Au premier tour on choisit, au second on élimine. L'expression est connue. Eh bien, nous y sommes !
Le 22 avril, l'Union démocratique bretonne appelait à voter Dominique Voynet. En dépit du faible score de celle-ci (1,6% en France — 2 % en Bretagne), nul regret. Si la stratégie de la peur et les appels répétés du PS au « vote utile » lui ont permis de vampiriser la gauche alternative, cela s'est aussi traduit par la captation au bénéfice du candidat Bayrou d'une partie de l'électorat socialiste qui a cru trouver encore plus « utile » face à la menace Sarkozy. Le PS en a oublié qu'une gauche caporalisée est une gauche affaiblie. Parti breton, social, écologiste, européen et internationaliste, l'UDB a fait le choix des convictions et de la cohérence, de la constance aussi, à l'opposé des manœuvres politiciennes. Nous en sommes fiers. Si le Parlement européen voit les élus Verts et des partis nationalitaires de progrès (Ecossais du SNP, Gallois du Plaid Cymru, Basques de EA ou Catalans d'ERC) siéger ensemble depuis bientôt quinze ans, c'est parce qu'ils partagent une même vision du monde fondée sur les valeurs de solidarité et de respect de la diversité, biologique et culturelle. Et si l'alliance des Verts et de l'UDB a reçu aux régionales de 2004 le soutien de 10 % des électeurs de la région Bretagne (sans la Loire-Atlantique hélas !), c'est qu'elle correspond bien aux attentes de la partie la plus éclairée de nos compatriotes face aux conséquences désastreuses de la globalisation économique libérale, ici comme sur l'ensemble de la planète. L'écologie et le régionalisme, au sens européen, donc fédéraliste, du terme, sont étroitement imbriqués. En Bretagne, comme en France, cette alliance trouvera un nouveau développement aux élections législatives de juin ; il faut permettre à l'arbre de grandir pour porter des fruits.

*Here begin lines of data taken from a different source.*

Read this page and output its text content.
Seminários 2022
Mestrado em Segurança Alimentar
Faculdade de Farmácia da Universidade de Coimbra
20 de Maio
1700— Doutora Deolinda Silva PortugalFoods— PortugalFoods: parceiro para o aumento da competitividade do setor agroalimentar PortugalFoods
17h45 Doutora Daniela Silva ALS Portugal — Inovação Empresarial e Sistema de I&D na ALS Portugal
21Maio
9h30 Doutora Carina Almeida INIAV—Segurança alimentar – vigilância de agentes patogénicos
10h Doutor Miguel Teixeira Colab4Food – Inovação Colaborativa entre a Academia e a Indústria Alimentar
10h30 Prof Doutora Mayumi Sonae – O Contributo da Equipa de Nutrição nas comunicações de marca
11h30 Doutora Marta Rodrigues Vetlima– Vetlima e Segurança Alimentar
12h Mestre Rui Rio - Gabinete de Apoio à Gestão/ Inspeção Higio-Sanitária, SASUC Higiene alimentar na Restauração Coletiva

Au premier tour on choisit, au second on élimine... La question qui se posera le 6 mai à celles et ceux qui ont voté Verts-UDB en 2004 est la suivante : lequel des deux candidats encore en lice offre le plus de possibilités de réaliser les objectifs des « écolo-régionalistes » ... ou y mettrait le plus d'obstacles ? Poser la question, c'est déjà y répondre.

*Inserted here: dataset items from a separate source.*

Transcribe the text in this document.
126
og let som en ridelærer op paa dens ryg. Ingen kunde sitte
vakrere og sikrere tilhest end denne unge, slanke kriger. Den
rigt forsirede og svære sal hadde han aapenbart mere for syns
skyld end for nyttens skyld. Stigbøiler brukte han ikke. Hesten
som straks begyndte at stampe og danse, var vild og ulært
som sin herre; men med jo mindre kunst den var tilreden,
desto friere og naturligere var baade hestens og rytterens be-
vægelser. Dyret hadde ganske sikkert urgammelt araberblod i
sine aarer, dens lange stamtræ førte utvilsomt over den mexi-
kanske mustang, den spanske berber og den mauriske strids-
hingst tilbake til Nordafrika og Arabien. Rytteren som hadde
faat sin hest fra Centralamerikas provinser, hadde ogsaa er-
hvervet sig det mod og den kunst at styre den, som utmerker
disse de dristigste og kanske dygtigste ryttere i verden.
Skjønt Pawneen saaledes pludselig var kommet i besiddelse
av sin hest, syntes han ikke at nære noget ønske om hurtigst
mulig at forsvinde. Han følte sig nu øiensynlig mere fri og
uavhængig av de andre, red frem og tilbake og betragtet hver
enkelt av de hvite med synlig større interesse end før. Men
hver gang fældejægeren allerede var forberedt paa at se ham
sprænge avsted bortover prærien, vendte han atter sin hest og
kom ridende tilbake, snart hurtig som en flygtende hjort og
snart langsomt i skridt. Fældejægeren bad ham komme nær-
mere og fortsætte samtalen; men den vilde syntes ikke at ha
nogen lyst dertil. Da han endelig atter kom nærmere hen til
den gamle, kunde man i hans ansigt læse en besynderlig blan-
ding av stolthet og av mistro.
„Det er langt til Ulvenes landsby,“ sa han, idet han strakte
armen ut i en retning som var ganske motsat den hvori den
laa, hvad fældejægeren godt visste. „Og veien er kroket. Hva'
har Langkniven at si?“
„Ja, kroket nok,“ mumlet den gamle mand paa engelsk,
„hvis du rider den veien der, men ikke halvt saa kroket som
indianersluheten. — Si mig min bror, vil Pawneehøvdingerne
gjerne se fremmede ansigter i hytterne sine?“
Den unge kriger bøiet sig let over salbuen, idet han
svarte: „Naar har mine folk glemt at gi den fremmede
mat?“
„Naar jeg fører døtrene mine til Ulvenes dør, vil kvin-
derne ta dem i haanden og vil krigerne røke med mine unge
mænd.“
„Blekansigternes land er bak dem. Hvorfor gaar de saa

Nicolas Sarkozy est un concentré de tout ce que les Bretons peuvent redouter pour leur avenir. Maire de la commune la plus riche de France, président du département le plus riche aussi, homme du sérail depuis ses 19 ans, il a le plus profond mépris pour ce que la nouvelle aristocratie désigne comme la « province » . Il ignore tout des préoccupations du monde rural et du monde maritime. Il est l'ami personnel des plus fortunés qui sont aussi ceux qui contrôlent les médias : Martin Bouygues, son témoin de mariage, Arnaud Lagardère, Serge Dassault, François Pinault, Bernard Arnault, son autre témoin de mariage... Il est l'homme des intrigues, des menaces et de la censure. Son bilan est impressionnant et forcément inquiétant : fichage génétique par la loi du 18 mars 2003 de tous les manifestants qui ont eu affaire à la police (mais pas des auteurs de délits financiers !), création annoncée en décembre 2007 du fichier Ariane pour la police et la gendarmerie qui référencera 22 millions de personnes, pressions exercées avec succès pour empêcher l'éditeur Micha-lon de publier l'ouvrage "Ruptures" du magistrat Serge Portelli, vice-président au tribunal de Paris1.

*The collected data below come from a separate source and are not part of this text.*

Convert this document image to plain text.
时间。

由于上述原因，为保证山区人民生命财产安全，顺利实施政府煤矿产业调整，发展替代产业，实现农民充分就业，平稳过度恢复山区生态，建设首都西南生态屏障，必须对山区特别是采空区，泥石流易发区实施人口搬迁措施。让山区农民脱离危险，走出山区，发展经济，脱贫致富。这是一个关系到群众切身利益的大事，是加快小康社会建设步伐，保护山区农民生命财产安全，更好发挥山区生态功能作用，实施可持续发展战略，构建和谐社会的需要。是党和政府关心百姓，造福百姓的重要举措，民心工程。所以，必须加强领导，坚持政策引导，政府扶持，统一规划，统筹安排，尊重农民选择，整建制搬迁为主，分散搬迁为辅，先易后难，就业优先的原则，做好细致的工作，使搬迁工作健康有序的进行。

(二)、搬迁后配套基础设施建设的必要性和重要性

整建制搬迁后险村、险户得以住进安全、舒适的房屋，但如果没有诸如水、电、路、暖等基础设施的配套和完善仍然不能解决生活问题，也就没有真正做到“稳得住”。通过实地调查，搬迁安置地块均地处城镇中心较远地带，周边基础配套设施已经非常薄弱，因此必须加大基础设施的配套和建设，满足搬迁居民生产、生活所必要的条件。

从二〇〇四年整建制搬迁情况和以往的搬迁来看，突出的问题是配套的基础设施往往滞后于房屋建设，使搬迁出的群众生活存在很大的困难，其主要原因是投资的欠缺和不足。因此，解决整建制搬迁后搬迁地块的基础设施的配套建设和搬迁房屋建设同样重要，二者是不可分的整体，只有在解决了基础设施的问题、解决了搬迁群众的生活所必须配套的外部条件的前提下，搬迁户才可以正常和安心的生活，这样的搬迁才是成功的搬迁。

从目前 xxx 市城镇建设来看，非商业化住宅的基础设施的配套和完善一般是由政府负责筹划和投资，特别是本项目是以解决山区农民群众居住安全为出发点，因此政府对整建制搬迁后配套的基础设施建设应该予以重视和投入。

Savez-vous que, sous le ministre Sarkozy, Le Peuple breton que vous lisez, en dépit de plus de quarante ans d'existence et de la place qui lui est reconnue dans le débat public en Bretagne n'a vu son numéro de commission paritaire renouvelé en 2005 que par « indulgence » (sic) ? Bref Sarkozy est un nouveau Fouché qui voudrait devenir Napoléon pour étouffer toute contestation.
Je voterai donc Royal le 6 mai parce que je veux demain pouvoir encore jouir de la liberté de dire et d'écrire ce que je pense, y compris contre les socialistes. Je le ferai aussi parce que sur des sujets aussi majeurs et divers que la sécurisation des parcours professionnels, la revalorisation des bas salaires, la régionalisation, le risque de dissémination des OGM par la culture en plein champ, la construction du nouveau réacteur nucléaire EPR à Flamanville et d'une ligne à très haute tension qui défigurera le pays de Fougères ou la reconnaissance officielle des langues régionales, Sé-golène Royal, à défaut d'offrir des garanties absolues, a ouvert des portes là où Sarkozy les a toutes refermées.
Le 7 mai, je préfère que mon regard porte sur l'horizon plutôt que sur un mur.